Maximum Breakout hit the maximum level when it came to bad acting, bad storytelling and bad action.
Maximum Breakout hit the minimum level when it came to quality villains, heroic characters the viewer could get behind and enjoyment.
Now to maximize this review, allow me to present some Bonus Bullet Points…
- Pride Before the Fall: Bobbi’s parents were rather well off, so Travis visits Bobbi’s father and asks him can offer any reward money for the guys helping get Bobbi back. He agrees but the whole time that Travis and Bobbi’s father are talking, you can hear Bobbi’s mom (who had suffered a nervous breakdown due to the stress of Bobbi’s disappearance) shouting nonsensical things off camera.

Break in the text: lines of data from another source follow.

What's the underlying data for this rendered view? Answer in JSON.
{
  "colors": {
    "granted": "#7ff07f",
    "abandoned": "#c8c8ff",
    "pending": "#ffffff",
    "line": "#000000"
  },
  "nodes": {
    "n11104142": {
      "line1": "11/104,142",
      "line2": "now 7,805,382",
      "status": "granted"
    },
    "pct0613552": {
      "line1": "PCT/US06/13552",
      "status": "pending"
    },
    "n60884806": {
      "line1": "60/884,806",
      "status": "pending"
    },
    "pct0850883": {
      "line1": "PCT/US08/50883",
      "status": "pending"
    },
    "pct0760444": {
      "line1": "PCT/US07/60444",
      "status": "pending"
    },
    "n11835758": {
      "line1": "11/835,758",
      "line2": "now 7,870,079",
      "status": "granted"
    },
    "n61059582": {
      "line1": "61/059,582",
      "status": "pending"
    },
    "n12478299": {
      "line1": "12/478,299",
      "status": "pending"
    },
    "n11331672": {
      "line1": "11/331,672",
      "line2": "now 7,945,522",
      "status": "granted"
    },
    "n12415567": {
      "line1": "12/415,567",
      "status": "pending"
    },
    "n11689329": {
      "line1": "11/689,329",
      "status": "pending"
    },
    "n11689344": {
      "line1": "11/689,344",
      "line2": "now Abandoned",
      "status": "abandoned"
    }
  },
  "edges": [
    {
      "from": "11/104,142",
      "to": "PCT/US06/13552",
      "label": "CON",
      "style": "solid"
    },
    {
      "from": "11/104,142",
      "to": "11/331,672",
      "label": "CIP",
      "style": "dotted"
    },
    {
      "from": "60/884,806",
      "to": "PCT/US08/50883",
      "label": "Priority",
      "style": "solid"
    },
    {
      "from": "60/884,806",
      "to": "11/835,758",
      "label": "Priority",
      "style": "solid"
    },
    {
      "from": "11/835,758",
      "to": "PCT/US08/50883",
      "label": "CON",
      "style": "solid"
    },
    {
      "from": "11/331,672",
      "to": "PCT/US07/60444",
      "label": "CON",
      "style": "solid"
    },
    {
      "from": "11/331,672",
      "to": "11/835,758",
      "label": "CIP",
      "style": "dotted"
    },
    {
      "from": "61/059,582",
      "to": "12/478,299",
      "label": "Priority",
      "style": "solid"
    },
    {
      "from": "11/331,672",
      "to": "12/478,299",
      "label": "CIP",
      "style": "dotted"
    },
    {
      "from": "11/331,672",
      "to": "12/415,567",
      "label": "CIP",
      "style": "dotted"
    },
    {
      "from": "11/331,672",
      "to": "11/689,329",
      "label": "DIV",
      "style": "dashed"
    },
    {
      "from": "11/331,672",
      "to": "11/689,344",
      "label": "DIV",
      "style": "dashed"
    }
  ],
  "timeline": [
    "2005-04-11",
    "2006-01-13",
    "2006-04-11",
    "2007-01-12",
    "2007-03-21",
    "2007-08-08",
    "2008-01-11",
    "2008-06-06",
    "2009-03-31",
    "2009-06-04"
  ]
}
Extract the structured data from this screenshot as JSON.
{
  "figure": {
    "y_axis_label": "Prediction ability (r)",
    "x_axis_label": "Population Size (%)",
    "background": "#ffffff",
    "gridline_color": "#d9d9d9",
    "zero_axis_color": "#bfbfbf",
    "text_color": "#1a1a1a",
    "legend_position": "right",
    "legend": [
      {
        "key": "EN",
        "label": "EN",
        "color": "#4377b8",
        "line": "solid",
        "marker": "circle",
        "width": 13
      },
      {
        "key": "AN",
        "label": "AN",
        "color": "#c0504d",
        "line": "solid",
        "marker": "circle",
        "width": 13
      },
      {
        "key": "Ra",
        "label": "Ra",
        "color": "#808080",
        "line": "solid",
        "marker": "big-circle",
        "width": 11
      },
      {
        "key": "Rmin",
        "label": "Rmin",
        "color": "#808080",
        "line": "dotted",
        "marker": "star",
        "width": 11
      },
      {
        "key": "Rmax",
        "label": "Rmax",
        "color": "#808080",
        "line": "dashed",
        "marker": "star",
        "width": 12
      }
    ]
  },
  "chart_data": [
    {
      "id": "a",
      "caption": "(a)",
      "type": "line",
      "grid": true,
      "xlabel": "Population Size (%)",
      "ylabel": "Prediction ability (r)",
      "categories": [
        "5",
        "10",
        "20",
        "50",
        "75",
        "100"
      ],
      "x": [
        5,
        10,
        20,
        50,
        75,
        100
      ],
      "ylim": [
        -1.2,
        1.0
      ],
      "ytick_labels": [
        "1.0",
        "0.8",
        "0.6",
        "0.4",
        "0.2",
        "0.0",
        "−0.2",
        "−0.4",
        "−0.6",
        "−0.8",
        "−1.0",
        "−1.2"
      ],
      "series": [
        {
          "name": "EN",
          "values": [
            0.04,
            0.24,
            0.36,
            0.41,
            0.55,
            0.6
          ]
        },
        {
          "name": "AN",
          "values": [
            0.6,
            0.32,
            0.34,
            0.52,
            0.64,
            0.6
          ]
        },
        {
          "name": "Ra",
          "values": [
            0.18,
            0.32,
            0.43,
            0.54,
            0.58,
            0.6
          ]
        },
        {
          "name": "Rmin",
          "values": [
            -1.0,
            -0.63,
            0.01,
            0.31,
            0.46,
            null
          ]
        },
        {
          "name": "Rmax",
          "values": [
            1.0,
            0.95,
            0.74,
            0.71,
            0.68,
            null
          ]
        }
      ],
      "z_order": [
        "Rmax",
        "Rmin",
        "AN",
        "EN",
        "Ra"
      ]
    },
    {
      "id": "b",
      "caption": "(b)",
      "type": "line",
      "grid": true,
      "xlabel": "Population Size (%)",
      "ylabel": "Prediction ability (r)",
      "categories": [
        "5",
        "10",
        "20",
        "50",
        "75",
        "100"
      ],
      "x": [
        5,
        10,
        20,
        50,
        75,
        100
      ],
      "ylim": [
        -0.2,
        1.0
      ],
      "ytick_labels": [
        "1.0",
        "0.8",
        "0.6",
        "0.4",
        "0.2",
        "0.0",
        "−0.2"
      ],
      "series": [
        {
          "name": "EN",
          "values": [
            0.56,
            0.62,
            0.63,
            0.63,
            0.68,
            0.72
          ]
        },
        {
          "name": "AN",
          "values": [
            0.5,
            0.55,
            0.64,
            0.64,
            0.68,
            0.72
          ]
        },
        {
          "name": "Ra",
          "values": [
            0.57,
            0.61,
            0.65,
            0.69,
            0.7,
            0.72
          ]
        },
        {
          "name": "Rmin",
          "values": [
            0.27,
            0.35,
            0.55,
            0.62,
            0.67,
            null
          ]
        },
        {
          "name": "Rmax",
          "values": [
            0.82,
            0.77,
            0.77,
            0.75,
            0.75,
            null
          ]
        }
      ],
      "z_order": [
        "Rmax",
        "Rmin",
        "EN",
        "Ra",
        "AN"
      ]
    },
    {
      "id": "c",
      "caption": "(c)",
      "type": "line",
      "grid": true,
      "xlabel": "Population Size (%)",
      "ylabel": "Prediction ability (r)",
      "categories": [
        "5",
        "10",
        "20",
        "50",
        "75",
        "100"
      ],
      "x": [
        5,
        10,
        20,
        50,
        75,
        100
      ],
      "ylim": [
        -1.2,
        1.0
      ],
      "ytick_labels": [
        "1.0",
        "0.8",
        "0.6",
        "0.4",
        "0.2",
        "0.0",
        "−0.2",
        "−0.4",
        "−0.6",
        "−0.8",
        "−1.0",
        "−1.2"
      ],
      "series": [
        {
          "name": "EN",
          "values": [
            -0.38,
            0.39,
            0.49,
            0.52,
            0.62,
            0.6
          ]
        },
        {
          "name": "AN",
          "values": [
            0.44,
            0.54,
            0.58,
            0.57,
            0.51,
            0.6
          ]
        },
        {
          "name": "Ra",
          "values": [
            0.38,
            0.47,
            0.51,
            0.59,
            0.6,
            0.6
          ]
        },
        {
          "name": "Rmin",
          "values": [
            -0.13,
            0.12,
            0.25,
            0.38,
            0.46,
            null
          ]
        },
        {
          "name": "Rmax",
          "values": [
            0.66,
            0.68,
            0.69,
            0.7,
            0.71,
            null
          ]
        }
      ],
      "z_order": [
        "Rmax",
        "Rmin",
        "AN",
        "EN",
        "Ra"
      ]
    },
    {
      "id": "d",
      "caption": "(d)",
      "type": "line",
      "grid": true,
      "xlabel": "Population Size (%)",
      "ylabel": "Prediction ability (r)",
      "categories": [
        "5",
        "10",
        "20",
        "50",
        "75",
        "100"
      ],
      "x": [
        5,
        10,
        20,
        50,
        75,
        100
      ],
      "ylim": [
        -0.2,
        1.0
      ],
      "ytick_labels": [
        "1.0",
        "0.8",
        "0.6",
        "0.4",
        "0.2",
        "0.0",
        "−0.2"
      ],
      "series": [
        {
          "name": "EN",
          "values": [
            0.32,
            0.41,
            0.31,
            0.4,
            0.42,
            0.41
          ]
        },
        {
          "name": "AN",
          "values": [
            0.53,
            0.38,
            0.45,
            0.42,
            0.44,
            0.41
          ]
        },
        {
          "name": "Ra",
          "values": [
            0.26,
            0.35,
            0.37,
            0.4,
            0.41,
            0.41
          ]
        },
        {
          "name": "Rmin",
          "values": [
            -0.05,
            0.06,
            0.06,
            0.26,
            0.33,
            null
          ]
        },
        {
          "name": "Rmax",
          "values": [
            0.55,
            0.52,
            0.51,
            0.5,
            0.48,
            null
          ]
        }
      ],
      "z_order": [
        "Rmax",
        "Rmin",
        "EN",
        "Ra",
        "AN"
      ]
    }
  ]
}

They were the type of lines that I’m sure the writer of the movie thought were absolutely hilarious. The only thing that writer, Tracy Lynch Britton (who also directed the film) may have been more proud of was the embellished bullshit of a bio she wrote for herself on IMDb.
- Stupid Villains: Some of the hired help at the ranch prove they aren’t the sharpest tools in the shed when they mispronounce filet mignon and don’t know the meaning of the word decimate.
- Skid Marks: At one point Travis and the gang do a little play acting in order to get some low level hood to spill the beans on what he knows about the impregnation ranch. This scene ends with the guys making the sad sack strip down to his tighty whities while they hoot and holler and comment on the stains on the man’s underwear. After they send the poor sap on his way, Suicide quips that they should all get Academy Awards for their performances. He is the one and only person who ever felt that way I’m sure.
- Spoiler Alert: For those wondering if Bobbi and Travis reunite at the end of the film, they do. And we get two big reveals… #1, It was Bobbi’s best friend Debbie who was running the ranch and who set Bobbi up so she could have Travis for herself. #2, Bobbi was already pregnant with Travis’ baby when she was abducted but she was too scared to tell him.